La réponse d'Alain Fischer : "Je dois d'abord rectifier : l'information dont nous disposons aujourd'hui est que deux personnes 'hyper allergiques', c'est-à-dire qui ont sur elles en permanence une seringue d'adrénaline car elles sont susceptibles de faire des réactions à toute sorte de produits, ont fait une réaction. Mais ce ne sont pas des asthmatiques et cela s'est très bien terminé. Il faut identifier ces personnes, très rares, et rassurer les allergiques habituels ou qui ont de l'asthme et qui ne sont pas a priori concernés."

Si les enfants sont autorisés à ne pas aller à l'école jeudi et vendredi, est-ce parce qu'ils sont des "super contaminateurs" et qu'on ne le dit pas ? 

La réponse d'Alain Fischer : "Rien n'est caché.

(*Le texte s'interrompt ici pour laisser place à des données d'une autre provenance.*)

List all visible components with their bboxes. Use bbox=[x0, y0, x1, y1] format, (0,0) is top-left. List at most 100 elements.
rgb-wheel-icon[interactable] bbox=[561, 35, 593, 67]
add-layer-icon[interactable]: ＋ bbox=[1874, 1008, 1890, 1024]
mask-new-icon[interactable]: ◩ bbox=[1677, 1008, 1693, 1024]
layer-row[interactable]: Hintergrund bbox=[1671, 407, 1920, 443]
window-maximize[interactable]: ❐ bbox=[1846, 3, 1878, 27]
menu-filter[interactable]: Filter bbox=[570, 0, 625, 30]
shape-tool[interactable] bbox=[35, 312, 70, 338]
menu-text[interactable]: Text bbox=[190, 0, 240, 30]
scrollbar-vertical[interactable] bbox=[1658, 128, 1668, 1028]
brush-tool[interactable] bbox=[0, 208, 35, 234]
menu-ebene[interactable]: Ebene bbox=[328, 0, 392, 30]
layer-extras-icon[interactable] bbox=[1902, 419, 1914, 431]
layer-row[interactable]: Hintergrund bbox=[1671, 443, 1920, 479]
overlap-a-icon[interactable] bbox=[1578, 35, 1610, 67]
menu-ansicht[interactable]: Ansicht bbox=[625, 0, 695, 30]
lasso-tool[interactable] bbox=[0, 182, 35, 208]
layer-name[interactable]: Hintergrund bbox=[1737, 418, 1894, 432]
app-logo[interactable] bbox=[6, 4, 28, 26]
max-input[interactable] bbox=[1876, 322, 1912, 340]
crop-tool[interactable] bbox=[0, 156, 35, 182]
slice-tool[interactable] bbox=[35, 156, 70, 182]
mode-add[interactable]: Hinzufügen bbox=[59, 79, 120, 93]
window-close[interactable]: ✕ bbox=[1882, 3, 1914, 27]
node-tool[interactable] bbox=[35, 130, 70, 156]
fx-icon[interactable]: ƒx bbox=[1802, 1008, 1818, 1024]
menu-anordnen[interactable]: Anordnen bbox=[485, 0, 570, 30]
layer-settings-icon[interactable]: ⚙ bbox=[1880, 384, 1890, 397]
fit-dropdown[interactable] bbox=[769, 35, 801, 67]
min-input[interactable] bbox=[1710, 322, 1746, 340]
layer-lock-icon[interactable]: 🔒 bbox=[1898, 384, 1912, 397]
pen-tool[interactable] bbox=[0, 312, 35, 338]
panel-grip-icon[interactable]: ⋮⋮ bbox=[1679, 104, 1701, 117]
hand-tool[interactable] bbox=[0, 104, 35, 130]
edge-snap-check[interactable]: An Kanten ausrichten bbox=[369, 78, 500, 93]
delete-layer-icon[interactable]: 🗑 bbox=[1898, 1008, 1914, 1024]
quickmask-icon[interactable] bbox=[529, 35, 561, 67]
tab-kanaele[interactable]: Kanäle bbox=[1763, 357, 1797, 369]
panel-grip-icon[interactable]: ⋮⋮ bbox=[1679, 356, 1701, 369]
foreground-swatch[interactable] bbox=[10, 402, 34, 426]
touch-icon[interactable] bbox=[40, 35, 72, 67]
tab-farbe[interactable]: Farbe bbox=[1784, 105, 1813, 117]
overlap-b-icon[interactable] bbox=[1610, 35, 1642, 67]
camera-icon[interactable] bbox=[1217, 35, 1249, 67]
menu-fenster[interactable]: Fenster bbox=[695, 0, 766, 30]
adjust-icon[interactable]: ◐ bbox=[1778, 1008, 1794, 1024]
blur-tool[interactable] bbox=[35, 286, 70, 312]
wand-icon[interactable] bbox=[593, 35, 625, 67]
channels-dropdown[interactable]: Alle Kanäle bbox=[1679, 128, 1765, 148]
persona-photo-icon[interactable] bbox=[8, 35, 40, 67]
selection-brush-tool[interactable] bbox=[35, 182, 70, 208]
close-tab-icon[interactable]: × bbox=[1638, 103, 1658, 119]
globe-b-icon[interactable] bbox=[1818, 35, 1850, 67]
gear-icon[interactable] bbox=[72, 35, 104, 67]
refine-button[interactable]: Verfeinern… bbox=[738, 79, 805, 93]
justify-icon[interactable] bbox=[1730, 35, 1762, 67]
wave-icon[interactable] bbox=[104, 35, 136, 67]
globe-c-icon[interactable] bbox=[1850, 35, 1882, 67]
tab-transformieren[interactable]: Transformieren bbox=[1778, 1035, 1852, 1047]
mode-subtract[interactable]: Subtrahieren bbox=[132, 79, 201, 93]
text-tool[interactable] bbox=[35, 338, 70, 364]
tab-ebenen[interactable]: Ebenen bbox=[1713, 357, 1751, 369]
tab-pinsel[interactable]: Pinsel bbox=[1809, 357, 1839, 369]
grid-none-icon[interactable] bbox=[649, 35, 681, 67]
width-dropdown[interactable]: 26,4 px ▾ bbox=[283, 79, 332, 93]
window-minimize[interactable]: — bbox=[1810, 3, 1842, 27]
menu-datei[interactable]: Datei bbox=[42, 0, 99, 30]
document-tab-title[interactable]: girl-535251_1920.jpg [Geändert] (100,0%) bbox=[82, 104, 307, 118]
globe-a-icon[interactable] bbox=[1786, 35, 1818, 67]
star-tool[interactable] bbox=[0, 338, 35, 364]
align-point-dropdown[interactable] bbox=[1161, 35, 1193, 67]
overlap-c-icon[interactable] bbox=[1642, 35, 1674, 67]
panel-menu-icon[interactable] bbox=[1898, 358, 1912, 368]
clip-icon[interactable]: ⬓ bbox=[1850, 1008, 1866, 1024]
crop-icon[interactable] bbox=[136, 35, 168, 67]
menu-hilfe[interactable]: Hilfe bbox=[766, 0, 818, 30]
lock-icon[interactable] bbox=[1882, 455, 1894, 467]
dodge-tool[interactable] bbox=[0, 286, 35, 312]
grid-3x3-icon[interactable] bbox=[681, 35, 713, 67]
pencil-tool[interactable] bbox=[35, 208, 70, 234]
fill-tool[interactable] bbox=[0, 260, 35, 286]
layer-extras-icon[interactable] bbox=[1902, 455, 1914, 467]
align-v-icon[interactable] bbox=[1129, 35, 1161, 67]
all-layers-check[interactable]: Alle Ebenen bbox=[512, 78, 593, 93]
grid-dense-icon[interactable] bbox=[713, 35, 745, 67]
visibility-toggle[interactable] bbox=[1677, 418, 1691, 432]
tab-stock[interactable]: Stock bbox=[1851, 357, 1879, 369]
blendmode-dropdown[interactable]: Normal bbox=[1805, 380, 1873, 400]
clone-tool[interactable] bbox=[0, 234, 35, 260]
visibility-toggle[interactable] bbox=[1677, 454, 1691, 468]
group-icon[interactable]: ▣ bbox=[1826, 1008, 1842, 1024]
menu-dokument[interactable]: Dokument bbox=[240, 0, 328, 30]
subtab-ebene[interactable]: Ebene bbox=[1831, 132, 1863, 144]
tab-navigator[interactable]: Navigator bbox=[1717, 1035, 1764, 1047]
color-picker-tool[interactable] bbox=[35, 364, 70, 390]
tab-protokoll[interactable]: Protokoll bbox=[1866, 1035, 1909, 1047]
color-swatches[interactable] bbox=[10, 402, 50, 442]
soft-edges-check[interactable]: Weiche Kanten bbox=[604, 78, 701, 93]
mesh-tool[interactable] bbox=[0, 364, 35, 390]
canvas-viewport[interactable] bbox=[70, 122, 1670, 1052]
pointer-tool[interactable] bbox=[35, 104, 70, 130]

Les choses ne sont pas formellement établies, ne définissent pas strictement un facteur de risque mais on sait quand même que, globalement, les enfants font des maladies bénignes et contaminent peu." 

Que pensez-vous de faire vacciner les députés et les ministres rapidement, en public et devant les caméras ?

La réponse d'Alain Fischer : "Je crois que le Premier ministre a dit qu'il serait prêt à se faire vacciner tout de suite mais qu'il n'entrait pas dans les priorité immédiates, ce dont je suis sûr. Il attendra son tour, je ferai pareil. Il faut se faire vacciner selon les priorités prévues, qui sont susceptibles de bouger en fonction des vaccins et des résultats. Maintenant, le faire savoir, pourquoi pas."